A picture says more than 1.000 words

It is no secret that most Asians like to take photos. Like a lot. Like an awful lot. Of everything.

Personally, it’s not that I dislike taking pictures, but mainly a case of laziness. I mostly find things either not important enough to take photos of, or I would rather experience the thing with my own eyes. Very millennial-appropriate in a certain sense I guess.

Not so in China. Since I do a sport that is very visually attractive (aerial silks), many people’s first reason to do one of the moves is to take a picture. That is fine, honestly, if it gets you motivated to do it that is good. However, sometimes these people also try out more difficult tricks and poses just because they look good. Obviously not fine.

Equally annoying are people who never come to class, but take tons of photos the one time they come. A friend who dances at a studio sometimes complains of the girls who cannot dance very well, but are always in front taking photos of them ‘in action’, even blocking others.

Truth be told, this behavior is probably not unique to China. At the same time, just like watching videos on your phone without earphones, it seems a lot more common in China.
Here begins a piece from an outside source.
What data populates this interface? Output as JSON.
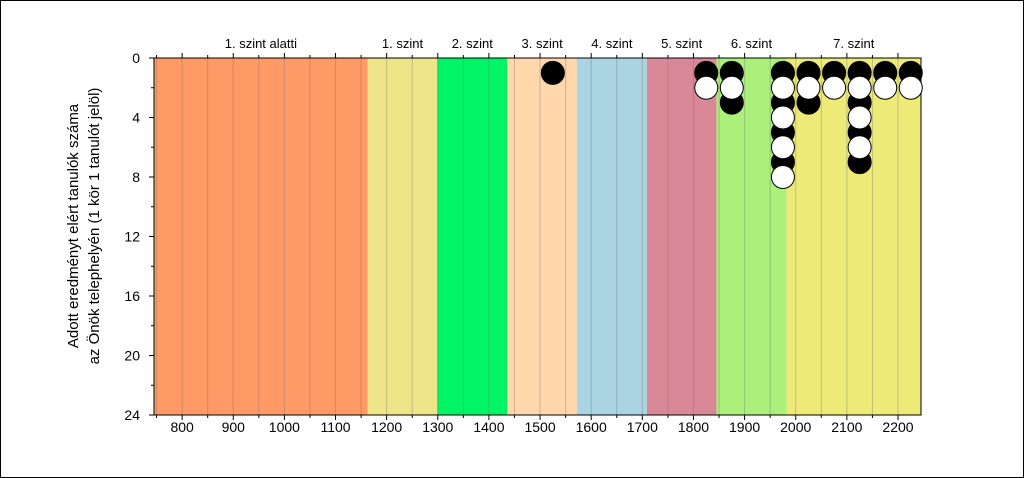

Chinese people are also pretty competitive, what does it mean to do sports but nobody knows or sees it? Plus, if you have got the right clothing and your body looks nice in the big mirror, that is an opportunity to good to it pass by.

So if you are fit and active, there is only one way to show it. Just as well, if you are out of breath because of the sports anyway.

Please take my picture

I gladly tried to forget that this past weekend was International Children’s Day. On the one hand, it is because I am not a fan of children and kids. On the other hand, even though China is an aging society, somehow all these kids pop up out of nowhere during the weekends.

What amazes me a lot, is how many pictures are taken of kids. I know in the Netherlands, most kids, I think boys and girls almost equally but for different reasons, do not like to have photos taken. Boys often find it takes too long, they might make a weird face just to get it over with and continue playing. Girls can be shy or get uncomfortable and not want to look in the camera or just freeze.

Not in China. Of course, it helps that smartphones are ubiquitous, and the Chinese in general are more visually focused. The “Photo or it did not happen!” slogan really counts for them. Whether it is sports, food, art, travel or any other aspect of life, it is important to have it documented digitally.

Naturally most Asians are well-known for their peace signs in photos, with hearts also becoming more popular in recent years. It seems that the combination of fixed poses and high tolerance for visual recording leads to kids being very aware and willing to be photographed over here. I am always amazed when I see 4 or 5 year old kids (do not pin me on that number though, I cannot guess age of kids at all) striking a perfect pose whenever their parent decides it is a photo moment again.

Even if they need to take more than 5 pictures, the kids may start slumping a bit, but discipline often takes over so that the end result is appropriate. I also almost never see them very actively protesting or at a loss of what to do in front of the camera. Shows that it pays off with some things to start at an early age.

Sweeping the nation

Fall has arrived in Shanghai. Or rather, it has been below 20 degrees the past few weeks, a couple of times under 10 and generally around 15. Most importantly, the weather has turned the leaves a different color. Preferably yellow, but mostly brown.

I just did a search to make sure I had not written about this yet. Leaves are a big deal in China, and larger parts of Asia (and according to an American I met, apparently also in some Western places). Meaning in this case that it is important enough to generate its own terms. Looking at them in this case. I remember when learning the words “looking at red leaves” in Chinese, everyone in class was quite giggly about it. Is this something we have to learn? Is this actually an activity people say they are going to do during the weekend?

Well, yes it turns out to be that way. Although, to be fair I do not think I have ever heard anyone actually say they are going to ‘look at red leaves’ over the weekend. However, there is a “looking at red leaves season” and there are certainly “looking at red leaves places”.

As I read quite recently and fittingly in a column last week, some things are only worth it for the pictures. That is certainly the case with these leaves. Although fall might be a season reminiscent of melancholy and chestnuts the right leaves make for a lasting impression. I think that actually the only time I have Chinese actively sitting on the ground or encouraging one and another to do so, is below yellow-leaved Ginko trees, even going so far as to picking them up the ground and throwing them in the air.

While the general public goes crazy for the right-colored leaves, many others do not have such luck. This is also the season where all the not-pretty-enough-leaves are being swept up by the countless people sweeping the streets (hidden unemployment very much). These are the times when it seems that non-biological material only gets swept up if it is in a huge pile of leaves. What would they do with all the leaves they collect? Perhaps they do organize special “looking at leaves events” for these experts. Who knows, it might even make road cleaner become a much more wanted job.